Another thing that I did myself was rank SZ genes, since I didn’t want to include all 2700 genes that are implicated. First, for every dataset (Psychiatric Genomics Consortium, Common Mind Consortium, SZGene, hiPSC rtRNA results, chromosome conformation predictions), I gathered the magnitude of the change in expression/ the frequency of mutation and the p value for each gene. Then I took the log base 2 of the change and the negative log base 2 of the p value and multiplied them together.
There are a couple of important things to note. Schizophrenia is primarily a regulation problem. As the Psychiatric Genomics Consortium study pointed out, there is very little genetic variation in SZ patients from control patients in coding regions; there are only a dozen significant mutations in coding regions. Of all the mutations, the one with the highest confidence, with a p value of 10^-15, has a frequency in SZ patients at 0.87 and a frequency in control patients at 0.85. SZ is undeniably a confluence of many, possibly hundreds or thousands, of tiny genetic variations.

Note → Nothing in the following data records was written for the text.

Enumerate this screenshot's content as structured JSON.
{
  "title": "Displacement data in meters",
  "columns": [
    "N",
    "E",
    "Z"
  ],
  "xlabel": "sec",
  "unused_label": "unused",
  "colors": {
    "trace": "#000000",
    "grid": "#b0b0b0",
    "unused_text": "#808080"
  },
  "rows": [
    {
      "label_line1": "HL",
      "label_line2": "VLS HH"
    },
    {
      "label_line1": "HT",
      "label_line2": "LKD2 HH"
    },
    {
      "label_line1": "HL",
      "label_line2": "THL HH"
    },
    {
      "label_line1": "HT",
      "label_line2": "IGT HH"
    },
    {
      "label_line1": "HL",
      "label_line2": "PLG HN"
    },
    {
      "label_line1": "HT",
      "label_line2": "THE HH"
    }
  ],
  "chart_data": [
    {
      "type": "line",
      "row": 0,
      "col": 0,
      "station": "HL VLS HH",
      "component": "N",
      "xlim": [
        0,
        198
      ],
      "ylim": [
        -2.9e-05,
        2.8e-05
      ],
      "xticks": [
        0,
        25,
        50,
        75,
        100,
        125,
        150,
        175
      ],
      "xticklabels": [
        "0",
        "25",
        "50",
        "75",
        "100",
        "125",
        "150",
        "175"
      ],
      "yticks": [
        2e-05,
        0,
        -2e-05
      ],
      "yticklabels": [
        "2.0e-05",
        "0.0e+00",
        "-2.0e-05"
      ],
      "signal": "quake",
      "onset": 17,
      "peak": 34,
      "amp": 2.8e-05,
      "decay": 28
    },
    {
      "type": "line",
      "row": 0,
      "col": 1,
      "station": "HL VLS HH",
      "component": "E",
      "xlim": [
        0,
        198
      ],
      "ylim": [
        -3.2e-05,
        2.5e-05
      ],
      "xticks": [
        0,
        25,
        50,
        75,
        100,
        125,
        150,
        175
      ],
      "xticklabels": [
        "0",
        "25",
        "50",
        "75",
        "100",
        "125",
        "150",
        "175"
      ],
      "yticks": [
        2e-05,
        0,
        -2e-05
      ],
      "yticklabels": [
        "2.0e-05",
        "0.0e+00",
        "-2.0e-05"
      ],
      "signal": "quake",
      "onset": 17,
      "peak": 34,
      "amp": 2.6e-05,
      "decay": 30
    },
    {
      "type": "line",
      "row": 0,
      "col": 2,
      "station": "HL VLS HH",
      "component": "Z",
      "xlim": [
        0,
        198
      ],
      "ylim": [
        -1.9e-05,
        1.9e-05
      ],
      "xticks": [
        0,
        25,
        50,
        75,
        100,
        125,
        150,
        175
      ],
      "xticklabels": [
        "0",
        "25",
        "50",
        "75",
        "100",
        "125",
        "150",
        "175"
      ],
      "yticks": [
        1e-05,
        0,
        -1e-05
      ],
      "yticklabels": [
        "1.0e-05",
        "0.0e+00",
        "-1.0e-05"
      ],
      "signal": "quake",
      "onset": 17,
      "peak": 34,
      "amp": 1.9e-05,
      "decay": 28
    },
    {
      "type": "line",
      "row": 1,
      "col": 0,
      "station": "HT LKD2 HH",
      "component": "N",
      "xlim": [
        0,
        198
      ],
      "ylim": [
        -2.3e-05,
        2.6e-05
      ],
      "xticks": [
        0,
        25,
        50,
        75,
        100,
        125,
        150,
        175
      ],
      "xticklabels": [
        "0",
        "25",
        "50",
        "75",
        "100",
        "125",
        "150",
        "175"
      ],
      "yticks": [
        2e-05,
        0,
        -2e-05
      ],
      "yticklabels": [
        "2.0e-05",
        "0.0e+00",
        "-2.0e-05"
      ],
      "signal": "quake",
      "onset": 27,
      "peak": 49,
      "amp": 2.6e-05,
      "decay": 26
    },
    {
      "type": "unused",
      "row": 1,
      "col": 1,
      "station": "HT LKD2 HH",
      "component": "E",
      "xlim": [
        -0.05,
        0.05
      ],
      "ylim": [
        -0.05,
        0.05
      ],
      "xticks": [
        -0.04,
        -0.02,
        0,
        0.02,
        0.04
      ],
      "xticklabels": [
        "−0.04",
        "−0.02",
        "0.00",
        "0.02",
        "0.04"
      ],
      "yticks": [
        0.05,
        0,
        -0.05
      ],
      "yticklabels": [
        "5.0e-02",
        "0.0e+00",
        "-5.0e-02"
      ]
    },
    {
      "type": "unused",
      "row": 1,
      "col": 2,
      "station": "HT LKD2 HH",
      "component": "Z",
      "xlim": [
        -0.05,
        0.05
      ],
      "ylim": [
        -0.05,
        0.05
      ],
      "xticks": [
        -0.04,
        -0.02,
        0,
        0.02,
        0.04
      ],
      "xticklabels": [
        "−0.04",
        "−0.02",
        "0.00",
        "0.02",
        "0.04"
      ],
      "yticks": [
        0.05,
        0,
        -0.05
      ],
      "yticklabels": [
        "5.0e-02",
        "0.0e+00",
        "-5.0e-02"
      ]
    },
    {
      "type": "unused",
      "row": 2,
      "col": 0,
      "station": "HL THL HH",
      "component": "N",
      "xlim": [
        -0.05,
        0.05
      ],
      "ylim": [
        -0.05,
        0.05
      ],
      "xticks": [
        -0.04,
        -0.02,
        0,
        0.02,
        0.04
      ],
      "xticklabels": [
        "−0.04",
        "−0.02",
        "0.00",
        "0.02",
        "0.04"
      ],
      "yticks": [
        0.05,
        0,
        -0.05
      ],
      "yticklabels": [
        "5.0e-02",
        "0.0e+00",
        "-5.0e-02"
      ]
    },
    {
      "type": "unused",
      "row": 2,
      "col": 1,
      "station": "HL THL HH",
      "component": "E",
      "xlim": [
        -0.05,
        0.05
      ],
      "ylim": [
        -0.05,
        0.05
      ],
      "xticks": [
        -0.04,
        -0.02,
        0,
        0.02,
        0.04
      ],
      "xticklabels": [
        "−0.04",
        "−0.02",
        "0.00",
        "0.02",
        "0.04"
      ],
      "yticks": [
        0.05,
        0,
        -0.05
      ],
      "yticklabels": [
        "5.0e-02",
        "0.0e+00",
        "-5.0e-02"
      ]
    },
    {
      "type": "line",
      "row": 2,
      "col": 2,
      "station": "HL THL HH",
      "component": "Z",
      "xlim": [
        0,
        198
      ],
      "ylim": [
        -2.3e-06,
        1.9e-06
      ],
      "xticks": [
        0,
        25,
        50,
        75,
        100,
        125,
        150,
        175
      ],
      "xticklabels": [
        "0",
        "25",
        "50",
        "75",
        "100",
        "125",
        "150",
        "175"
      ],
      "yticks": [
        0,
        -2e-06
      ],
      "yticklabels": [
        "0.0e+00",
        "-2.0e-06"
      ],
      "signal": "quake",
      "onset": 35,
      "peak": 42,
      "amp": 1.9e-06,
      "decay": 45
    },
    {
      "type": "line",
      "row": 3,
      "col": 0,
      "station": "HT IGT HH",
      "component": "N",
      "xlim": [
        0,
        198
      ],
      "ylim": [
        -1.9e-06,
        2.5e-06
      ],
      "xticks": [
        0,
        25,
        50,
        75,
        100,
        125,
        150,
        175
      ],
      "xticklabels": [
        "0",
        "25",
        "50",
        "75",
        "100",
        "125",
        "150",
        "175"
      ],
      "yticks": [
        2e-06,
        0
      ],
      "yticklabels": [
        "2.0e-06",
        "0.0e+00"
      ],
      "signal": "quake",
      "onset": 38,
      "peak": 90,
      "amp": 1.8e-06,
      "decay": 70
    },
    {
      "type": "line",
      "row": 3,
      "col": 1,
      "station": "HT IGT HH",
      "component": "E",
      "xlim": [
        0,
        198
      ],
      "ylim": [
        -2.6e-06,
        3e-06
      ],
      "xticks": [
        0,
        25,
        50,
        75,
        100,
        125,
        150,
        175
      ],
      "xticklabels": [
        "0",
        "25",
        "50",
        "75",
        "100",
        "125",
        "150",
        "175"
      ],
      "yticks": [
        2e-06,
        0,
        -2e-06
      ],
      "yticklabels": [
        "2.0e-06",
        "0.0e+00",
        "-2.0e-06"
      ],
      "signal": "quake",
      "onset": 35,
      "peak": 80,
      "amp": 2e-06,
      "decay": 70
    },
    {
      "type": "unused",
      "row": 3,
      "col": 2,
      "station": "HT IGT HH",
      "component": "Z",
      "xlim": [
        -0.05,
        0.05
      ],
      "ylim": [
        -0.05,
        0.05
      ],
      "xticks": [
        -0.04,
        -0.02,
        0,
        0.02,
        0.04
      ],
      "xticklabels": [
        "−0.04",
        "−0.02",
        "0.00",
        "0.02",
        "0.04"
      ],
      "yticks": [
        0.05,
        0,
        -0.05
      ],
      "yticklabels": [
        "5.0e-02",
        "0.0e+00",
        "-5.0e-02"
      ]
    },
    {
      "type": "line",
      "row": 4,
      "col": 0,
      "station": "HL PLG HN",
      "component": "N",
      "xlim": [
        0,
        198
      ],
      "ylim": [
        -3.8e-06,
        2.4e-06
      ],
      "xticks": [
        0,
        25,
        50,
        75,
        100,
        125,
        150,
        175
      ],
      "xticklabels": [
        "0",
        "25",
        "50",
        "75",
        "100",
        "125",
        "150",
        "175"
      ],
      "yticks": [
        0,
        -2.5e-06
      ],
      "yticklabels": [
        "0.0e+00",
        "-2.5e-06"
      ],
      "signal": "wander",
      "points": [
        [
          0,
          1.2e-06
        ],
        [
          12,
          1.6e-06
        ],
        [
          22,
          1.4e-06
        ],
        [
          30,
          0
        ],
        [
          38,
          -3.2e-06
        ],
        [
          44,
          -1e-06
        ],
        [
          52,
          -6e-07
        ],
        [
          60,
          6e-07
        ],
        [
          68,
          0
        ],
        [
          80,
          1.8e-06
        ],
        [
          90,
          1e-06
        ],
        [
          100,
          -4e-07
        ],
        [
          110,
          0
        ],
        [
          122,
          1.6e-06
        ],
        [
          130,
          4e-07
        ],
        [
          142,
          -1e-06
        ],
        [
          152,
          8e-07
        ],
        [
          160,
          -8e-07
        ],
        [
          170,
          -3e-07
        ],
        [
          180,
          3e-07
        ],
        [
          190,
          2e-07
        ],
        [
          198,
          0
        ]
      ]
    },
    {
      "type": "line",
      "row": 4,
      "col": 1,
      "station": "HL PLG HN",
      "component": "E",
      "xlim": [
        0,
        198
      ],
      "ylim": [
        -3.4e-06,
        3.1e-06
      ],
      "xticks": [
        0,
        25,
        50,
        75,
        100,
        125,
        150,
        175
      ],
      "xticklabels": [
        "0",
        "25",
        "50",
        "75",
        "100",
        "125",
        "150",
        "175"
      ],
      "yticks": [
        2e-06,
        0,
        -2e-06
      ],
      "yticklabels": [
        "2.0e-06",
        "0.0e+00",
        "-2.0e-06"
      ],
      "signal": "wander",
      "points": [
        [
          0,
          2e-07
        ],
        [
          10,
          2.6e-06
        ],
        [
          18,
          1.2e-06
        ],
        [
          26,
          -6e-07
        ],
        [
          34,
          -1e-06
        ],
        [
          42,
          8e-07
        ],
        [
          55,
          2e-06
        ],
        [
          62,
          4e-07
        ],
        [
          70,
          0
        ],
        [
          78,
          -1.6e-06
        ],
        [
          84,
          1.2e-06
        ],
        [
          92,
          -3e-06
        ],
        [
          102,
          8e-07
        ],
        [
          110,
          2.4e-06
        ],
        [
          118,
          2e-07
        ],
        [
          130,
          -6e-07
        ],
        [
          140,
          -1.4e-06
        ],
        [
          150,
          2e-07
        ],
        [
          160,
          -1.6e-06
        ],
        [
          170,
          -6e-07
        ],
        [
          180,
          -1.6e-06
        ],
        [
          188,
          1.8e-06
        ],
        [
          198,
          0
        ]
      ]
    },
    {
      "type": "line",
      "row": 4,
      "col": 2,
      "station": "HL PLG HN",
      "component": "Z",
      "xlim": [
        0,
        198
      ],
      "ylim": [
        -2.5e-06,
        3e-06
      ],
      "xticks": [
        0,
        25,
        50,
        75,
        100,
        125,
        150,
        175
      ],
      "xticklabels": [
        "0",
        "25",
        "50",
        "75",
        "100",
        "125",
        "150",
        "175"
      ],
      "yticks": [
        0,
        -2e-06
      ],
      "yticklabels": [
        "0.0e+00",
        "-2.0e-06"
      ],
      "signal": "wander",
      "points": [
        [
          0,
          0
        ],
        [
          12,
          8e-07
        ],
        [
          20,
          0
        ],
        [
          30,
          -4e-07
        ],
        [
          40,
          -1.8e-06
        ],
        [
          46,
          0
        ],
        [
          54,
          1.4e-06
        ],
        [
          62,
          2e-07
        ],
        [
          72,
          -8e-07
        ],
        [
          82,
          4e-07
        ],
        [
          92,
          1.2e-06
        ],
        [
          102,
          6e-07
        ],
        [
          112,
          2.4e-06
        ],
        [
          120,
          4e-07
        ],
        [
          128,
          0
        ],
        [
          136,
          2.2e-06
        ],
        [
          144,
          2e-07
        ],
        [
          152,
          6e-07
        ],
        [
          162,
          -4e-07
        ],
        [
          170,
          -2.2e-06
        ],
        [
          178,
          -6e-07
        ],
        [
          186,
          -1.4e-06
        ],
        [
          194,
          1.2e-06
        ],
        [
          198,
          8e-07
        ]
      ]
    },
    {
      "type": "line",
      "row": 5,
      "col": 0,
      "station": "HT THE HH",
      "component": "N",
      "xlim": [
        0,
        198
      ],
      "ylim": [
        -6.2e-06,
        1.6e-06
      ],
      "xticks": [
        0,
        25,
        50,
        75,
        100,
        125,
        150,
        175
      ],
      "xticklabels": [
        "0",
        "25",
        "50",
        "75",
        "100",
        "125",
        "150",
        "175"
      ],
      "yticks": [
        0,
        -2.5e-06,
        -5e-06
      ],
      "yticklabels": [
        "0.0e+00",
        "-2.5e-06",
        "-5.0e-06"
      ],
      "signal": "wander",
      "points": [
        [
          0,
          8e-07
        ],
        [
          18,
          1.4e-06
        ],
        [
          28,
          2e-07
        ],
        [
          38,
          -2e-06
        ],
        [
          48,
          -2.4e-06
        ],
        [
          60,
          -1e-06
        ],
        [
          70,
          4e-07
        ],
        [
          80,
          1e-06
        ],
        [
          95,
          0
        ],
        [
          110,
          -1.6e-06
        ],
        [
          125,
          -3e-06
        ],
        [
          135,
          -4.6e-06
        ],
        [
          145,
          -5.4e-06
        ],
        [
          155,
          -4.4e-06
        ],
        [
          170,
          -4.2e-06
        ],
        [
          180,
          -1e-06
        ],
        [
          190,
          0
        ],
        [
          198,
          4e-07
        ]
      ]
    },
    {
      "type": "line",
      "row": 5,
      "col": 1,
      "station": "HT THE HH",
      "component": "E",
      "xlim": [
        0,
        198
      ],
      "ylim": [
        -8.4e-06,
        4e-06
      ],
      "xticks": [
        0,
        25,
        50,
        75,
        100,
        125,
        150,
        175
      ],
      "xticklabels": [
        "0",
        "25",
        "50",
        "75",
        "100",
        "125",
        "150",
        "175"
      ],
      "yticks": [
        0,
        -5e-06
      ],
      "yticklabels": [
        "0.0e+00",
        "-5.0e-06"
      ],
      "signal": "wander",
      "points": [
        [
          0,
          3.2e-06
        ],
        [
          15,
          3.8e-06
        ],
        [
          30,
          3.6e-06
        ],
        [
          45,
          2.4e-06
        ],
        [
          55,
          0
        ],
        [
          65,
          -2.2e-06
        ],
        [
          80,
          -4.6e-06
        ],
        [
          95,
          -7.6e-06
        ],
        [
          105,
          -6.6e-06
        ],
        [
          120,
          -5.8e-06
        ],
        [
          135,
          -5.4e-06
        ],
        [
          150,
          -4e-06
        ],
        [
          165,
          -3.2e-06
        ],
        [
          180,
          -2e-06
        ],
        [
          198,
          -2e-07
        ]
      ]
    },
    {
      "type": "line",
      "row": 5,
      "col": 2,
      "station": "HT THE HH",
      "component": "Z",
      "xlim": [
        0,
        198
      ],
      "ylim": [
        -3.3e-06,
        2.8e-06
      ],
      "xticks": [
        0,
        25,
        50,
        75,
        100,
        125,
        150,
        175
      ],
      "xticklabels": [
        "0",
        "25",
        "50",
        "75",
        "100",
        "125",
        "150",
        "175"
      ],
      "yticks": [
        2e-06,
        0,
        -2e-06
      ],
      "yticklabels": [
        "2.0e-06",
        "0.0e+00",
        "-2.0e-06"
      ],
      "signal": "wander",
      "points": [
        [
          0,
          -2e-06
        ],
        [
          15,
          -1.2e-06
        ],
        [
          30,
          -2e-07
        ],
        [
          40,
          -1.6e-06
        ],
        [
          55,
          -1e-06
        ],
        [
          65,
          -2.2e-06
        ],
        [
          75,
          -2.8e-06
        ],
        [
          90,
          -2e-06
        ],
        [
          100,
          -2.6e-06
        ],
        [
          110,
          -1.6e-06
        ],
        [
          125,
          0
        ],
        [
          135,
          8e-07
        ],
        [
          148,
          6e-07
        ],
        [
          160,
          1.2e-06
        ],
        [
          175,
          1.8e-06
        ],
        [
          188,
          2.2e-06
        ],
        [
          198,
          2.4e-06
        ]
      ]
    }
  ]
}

Apparently, many of these mutations are common among several major psychiatric disorders. An article was recently published in Science that showed that Schizophrenia, Bipolar Disorder, Depression, and Autism all have highly correlated patterns of cortical gene expression (http://science.sciencemag.org/content/359/6376/693.full). The tool we are developing will hopefully be powerful enough to help us identify the underlying causes of these diseases.
We got our program built! It works with the tiny network example that we gave it, with a couple of bugs, which we will fix this week. Also by next week, we will have a preliminary list of candidate genes.
This week, we made our plans and are now coding the program. We hope to have a MVP classifier ready by next week.
The main goal for this semester is going to be the implementation of the program and the production of a list of candidate genes.
However, we first need to figure out the best way to build the program. This week, I’m going to gain a deeper understanding of the algorithm that we’re basing our project on. Also, I’m going to try to find some software packages that can help us implement the program, which uses support vector machines. I will also research a possible alternative method that doesn’t use support vector machines: logistic regression. Finally, I will gain more information about the integration of our data sets with the functional interaction network by finding nodes with a high amount of SZ and Focal Adhesion positive neighbors.